Why? Because, you know, if you keep it, you keep the person. Um, I guess not.
Or is it, if you don't keep it, something bad will happen? I don't think so.
But it is hard to let go. And we probably shouldn't let all of it go!...unless we're going to a monastery or going to live in the wild as a hermit or to travel the world with only a backpack. But even then, we might want to ask someone else to keep it for us. But what is "it"? How much is it?
We don't have to keep the house, the old car, all the furniture, the jars of canned goods, and all the knick-knacks and linens that a relative left, just because we feel sentimental. For most of us, it's too much. So then we have decision time.
And sometimes it's hard just to sort through the sentimental stuff. Different methods work for different people but here's one thing I've found to do. I make a list of things I really, really want to keep, things that, even if I were to down-size drastically, I would want to keep. For example, some of you know - and maybe some of you don't - that one of our sons passed away two years or so ago. Paul loved elephants all his life. Toward the end of his life, he got to pet an elephant! Paul had a collection of elephants but a lot of the trunks had broken off in various moves. I don't need to keep all the elephants. But he had a little Monopoly-token elephant that I scooped up and put in my pocket. I keep it in my jewelry box, and sometimes, when I'm missing him, I put it in my pocket again for a day.

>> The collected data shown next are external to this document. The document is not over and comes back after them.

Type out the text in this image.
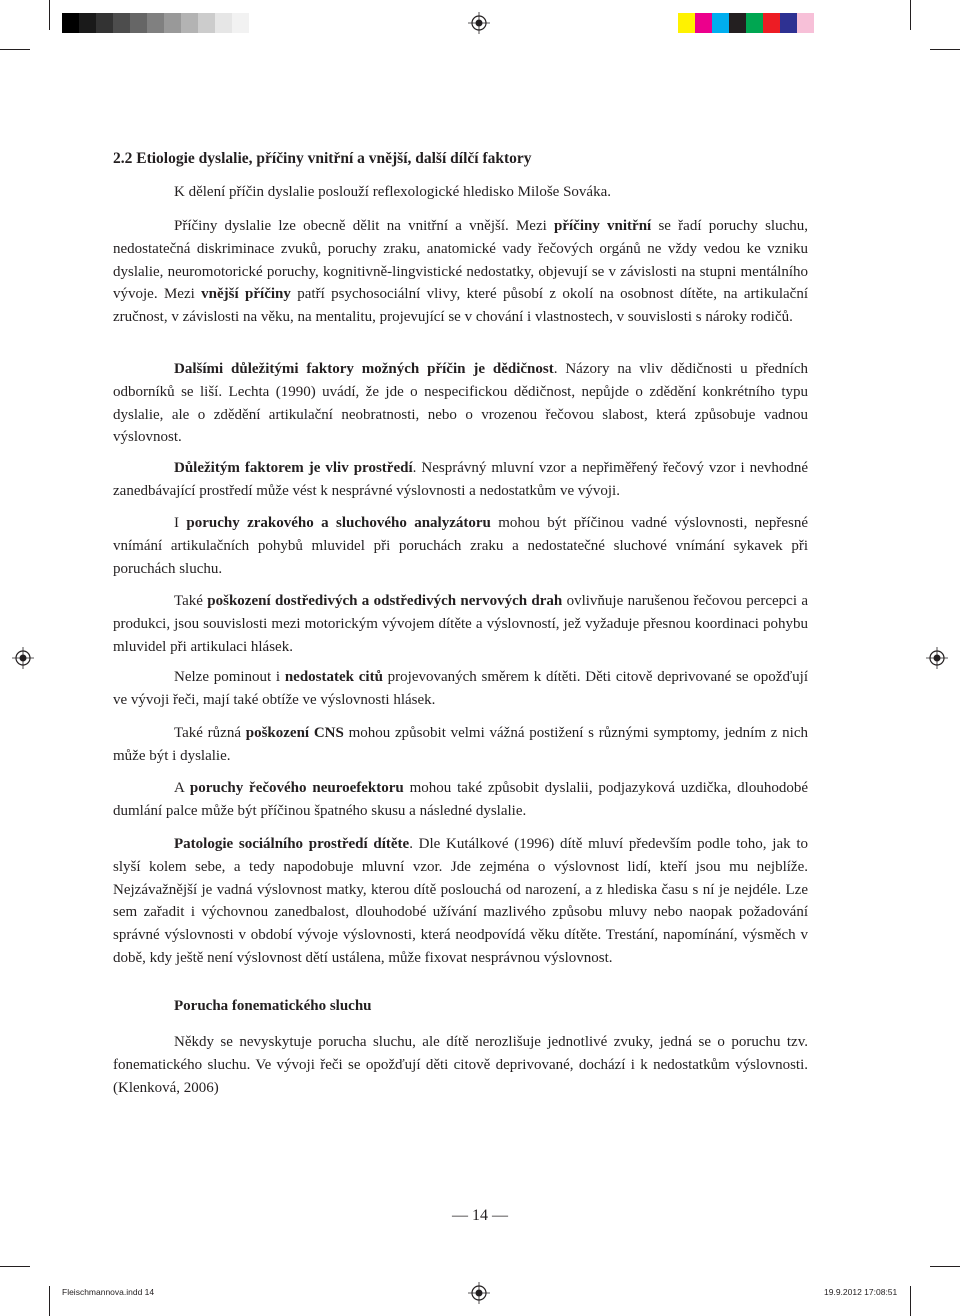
2.2 Etiologie dyslalie, příčiny vnitřní a vnější, další dílčí faktory
K dělení příčin dyslalie poslouží reflexologické hledisko Miloše Sováka.
Příčiny dyslalie lze obecně dělit na vnitřní a vnější. Mezi příčiny vnitřní se řadí poruchy sluchu, nedostatečná diskriminace zvuků, poruchy zraku, anatomické vady řečových orgánů ne vždy vedou ke vzniku dyslalie, neuromotorické poruchy, kognitivně-lingvistické nedostatky, objevují se v závislosti na stupni mentálního vývoje. Mezi vnější příčiny patří psychosociální vlivy, které působí z okolí na osobnost dítěte, na artikulační zručnost, v závislosti na věku, na mentalitu, projevující se v chování i vlastnostech, v souvislosti s nároky rodičů.
Dalšími důležitými faktory možných příčin je dědičnost. Názory na vliv dědičnosti u předních odborníků se liší. Lechta (1990) uvádí, že jde o nespecifickou dědičnost, nepůjde o zdědění konkrétního typu dyslalie, ale o zdědění artikulační neobratnosti, nebo o vrozenou řečovou slabost, která způsobuje vadnou výslovnost.
Důležitým faktorem je vliv prostředí. Nesprávný mluvní vzor a nepřiměřený řečový vzor i nevhodné zanedbávající prostředí může vést k nesprávné výslovnosti a nedostatkům ve vývoji.
I poruchy zrakového a sluchového analyzátoru mohou být příčinou vadné výslovnosti, nepřesné vnímání artikulačních pohybů mluvidel při poruchách zraku a nedostatečné sluchové vnímání sykavek při poruchách sluchu.
Také poškození dostředivých a odstředivých nervových drah ovlivňuje narušenou řečovou percepci a produkci, jsou souvislosti mezi motorickým vývojem dítěte a výslovností, jež vyžaduje přesnou koordinaci pohybu mluvidel při artikulaci hlásek.
Nelze pominout i nedostatek citů projevovaných směrem k dítěti. Děti citově deprivované se opožďují ve vývoji řeči, mají také obtíže ve výslovnosti hlásek.
Také různá poškození CNS mohou způsobit velmi vážná postižení s různými symptomy, jedním z nich může být i dyslalie.
A poruchy řečového neuroefektoru mohou také způsobit dyslalii, podjazyková uzdička, dlouhodobé dumlání palce může být příčinou špatného skusu a následné dyslalie.
Patologie sociálního prostředí dítěte. Dle Kutálkové (1996) dítě mluví především podle toho, jak to slyší kolem sebe, a tedy napodobuje mluvní vzor. Jde zejména o výslovnost lidí, kteří jsou mu nejblíže. Nejzávažnější je vadná výslovnost matky, kterou dítě poslouchá od narození, a z hlediska času s ní je nejdéle. Lze sem zařadit i výchovnou zanedbalost, dlouhodobé užívání mazlivého způsobu mluvy nebo naopak požadování správné výslovnosti v období vývoje výslovnosti, která neodpovídá věku dítěte. Trestání, napomínání, výsměch v době, kdy ještě není výslovnost dětí ustálena, může fixovat nesprávnou výslovnost.
Porucha fonematického sluchu
Někdy se nevyskytuje porucha sluchu, ale dítě nerozlišuje jednotlivé zvuky, jedná se o poruchu tzv. fonematického sluchu. Ve vývoji řeči se opožďují děti citově deprivované, dochází i k nedostatkům výslovnosti. (Klenková, 2006)
— 14 —
Fleischmannova.indd 14	19.9.2012 17:08:51
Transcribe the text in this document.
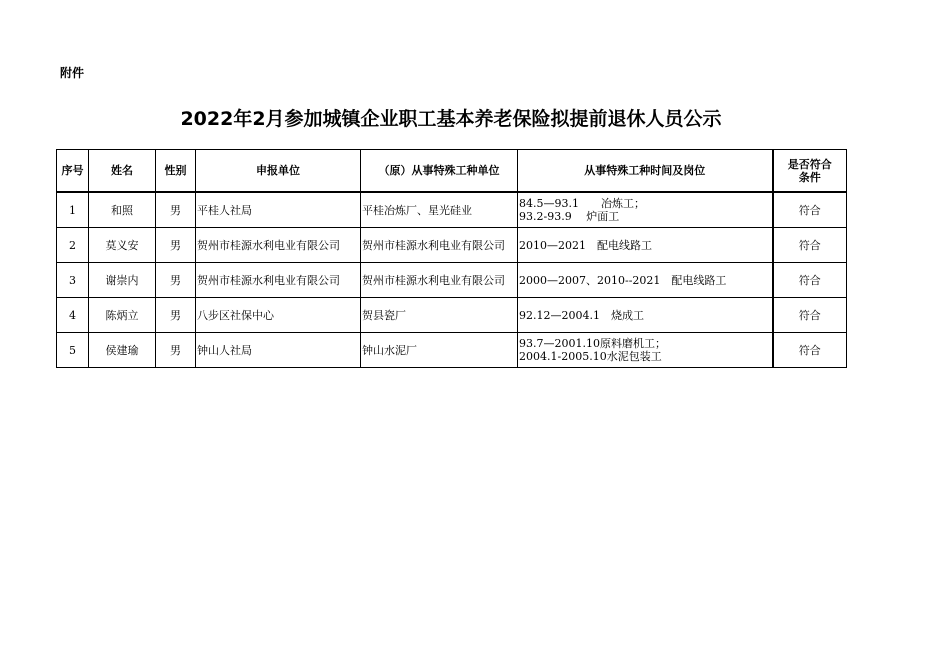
附件
2022年2月参加城镇企业职工基本养老保险拟提前退休人员公示
序号	姓名	性别	申报单位	（原）从事特殊工种单位	从事特殊工种时间及岗位	是否符合条件
1	和照	男	平桂人社局	平桂冶炼厂、星光硅业	84.5—93.1　　冶炼工；
93.2-93.9　 炉面工	符合
2	莫义安	男	贺州市桂源水利电业有限公司	贺州市桂源水利电业有限公司	2010—2021　配电线路工	符合
3	谢崇内	男	贺州市桂源水利电业有限公司	贺州市桂源水利电业有限公司	2000—2007、2010--2021　配电线路工	符合
4	陈炳立	男	八步区社保中心	贺县瓷厂	92.12—2004.1　烧成工	符合
5	侯建瑜	男	钟山人社局	钟山水泥厂	93.7—2001.10原料磨机工；
2004.1-2005.10水泥包装工	符合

I have a little mosaic cross that belonged to my mother as a necklace. I had one just like it, in another color, as a child, but I lost mine along the way. My mom's cross is not in the colors that I wear, but I keep it in my jewelry box because it makes me think happily of both my mom and of my childhood. There are other things I keep that my mom made or used, but I don't feel the need to keep everything, just what I truly enjoy using or displaying.
How many, and which, sentimental things to hang on to is a very personal decision. But for me, some of it comes down to whether it's something that brings happy memories, not tending toward guilt or depression...and to following my 'numbers rule'...for example, I can keep a couple of Paul's elephants, but I don't have to keep all of the elephants.
And before I pass something along, I try to take a picture of it...or perhaps write a story about it.
How do you preserve happy, loving memories of people or times in your life?